Farrington put more people to work in central Pennsylvania than the government ever did in those days. People who made charcoal in their farmyards. People who hauled the stills and supplies into the remote mountain hollows. People who cooked the mash by the "rule of four": four gallons of water and four pounds of sugar to every pound of cornmeal. People who smuggled the liquid gold out in barrels and jugs for sale in the cities.
Moonshining was a business. Unfortunately, because of its illegal nature, there was little accountability.
Farrington couldn’t spend, couldn’t give, the money away fast enough. Legends about his philanthropy sprouted and grew faster than cornstalks in a late June thunderstorm. No publicity, No oversized checks. No insecure egos. This was person-to-person, under the table.
Mention the name to just about anybody, regardless of the generation, and the stories still flow non-stop.
“He gave $600 to a church to pay for a new roof. It cost $400, but he told the preacher to keep the difference.”
"Farrington dropped by once and gave my parents twenty dollars when that much money could feed our family of twelve."
"He kept all the guards in the Lock Haven pokey looped with hootch while his brother was in there."
"He'd drive into a town, take the kids to the doctor or dentist, pay the bill, and give them a bag of candy."
Oh, Farrington was jailed and fined – a few bucks here, a few days there – during the twenties and thirties.

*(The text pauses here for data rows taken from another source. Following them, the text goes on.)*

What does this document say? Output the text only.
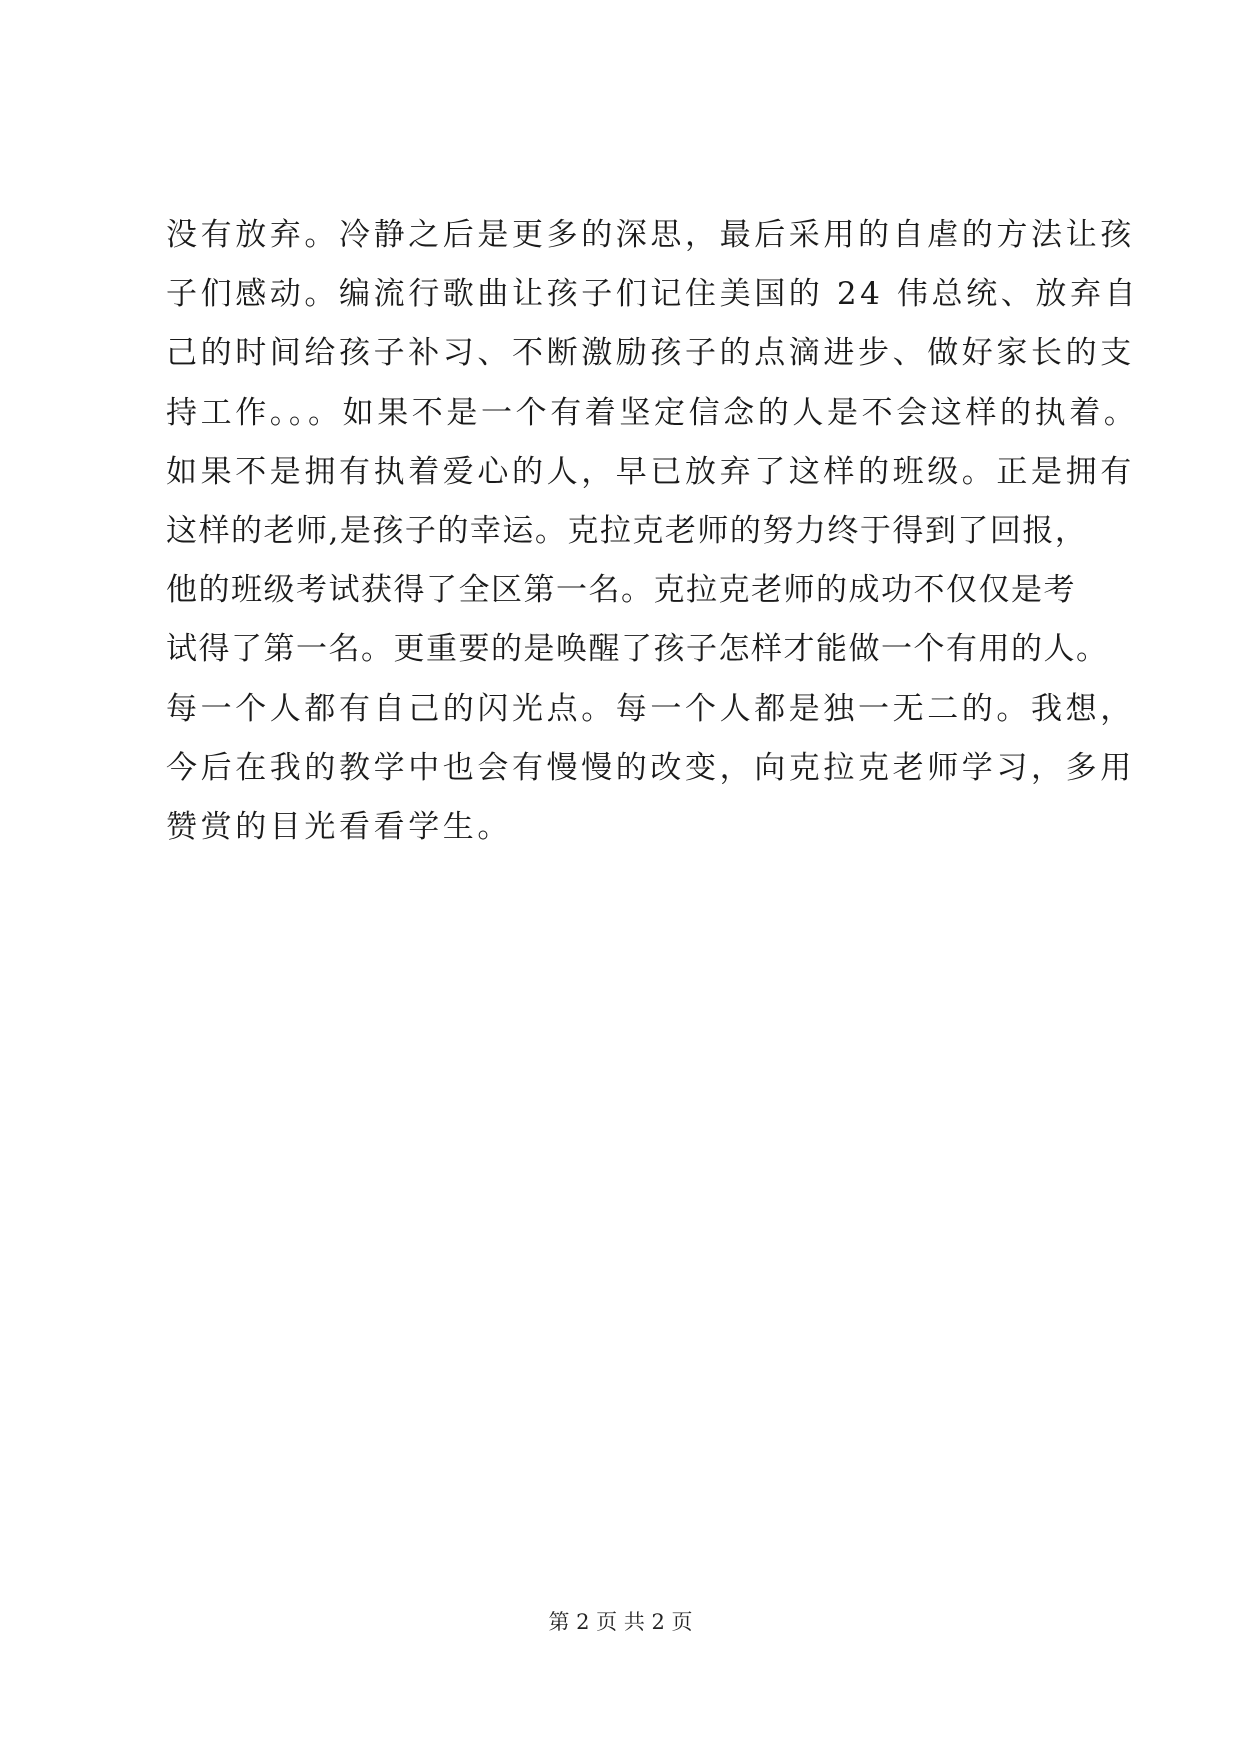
没有放弃。冷静之后是更多的深思，最后采用的自虐的方法让孩
子们感动。编流行歌曲让孩子们记住美国的 24 伟总统、放弃自
己的时间给孩子补习、不断激励孩子的点滴进步、做好家长的支
持工作。。。如果不是一个有着坚定信念的人是不会这样的执着。
如果不是拥有执着爱心的人，早已放弃了这样的班级。正是拥有
这样的老师,是孩子的幸运。克拉克老师的努力终于得到了回报，
他的班级考试获得了全区第一名。克拉克老师的成功不仅仅是考
试得了第一名。更重要的是唤醒了孩子怎样才能做一个有用的人。
每一个人都有自己的闪光点。每一个人都是独一无二的。我想，
今后在我的教学中也会有慢慢的改变，向克拉克老师学习，多用
赞赏的目光看看学生。
第 2 页 共 2 页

When barrels of evidence at one trial “disappeared” from a courthouse basement, the Commonwealth had to drop its charges.
Moonshining was the only way he knew how to make a living.
But Farrington's operations ended less glamorously than a gangland blaze of glory. First came the repeal of Prohibition. The government later paid Civilian Conservation Corps teenagers to cut roads into the hinterland hideouts.
Income tax evasion landed Farrington twenty months in Lewisburg. His last arrest was twelve years later in 1948. He spent his remaining eight years with his daughter, broke and obscure.
There are more stories about Prince Farrington out there – some true, some exaggerated – but all real in their own way.
We're here to listen and to write them all down, so feel free to pass them this way. This is your history, central Pennsylvania.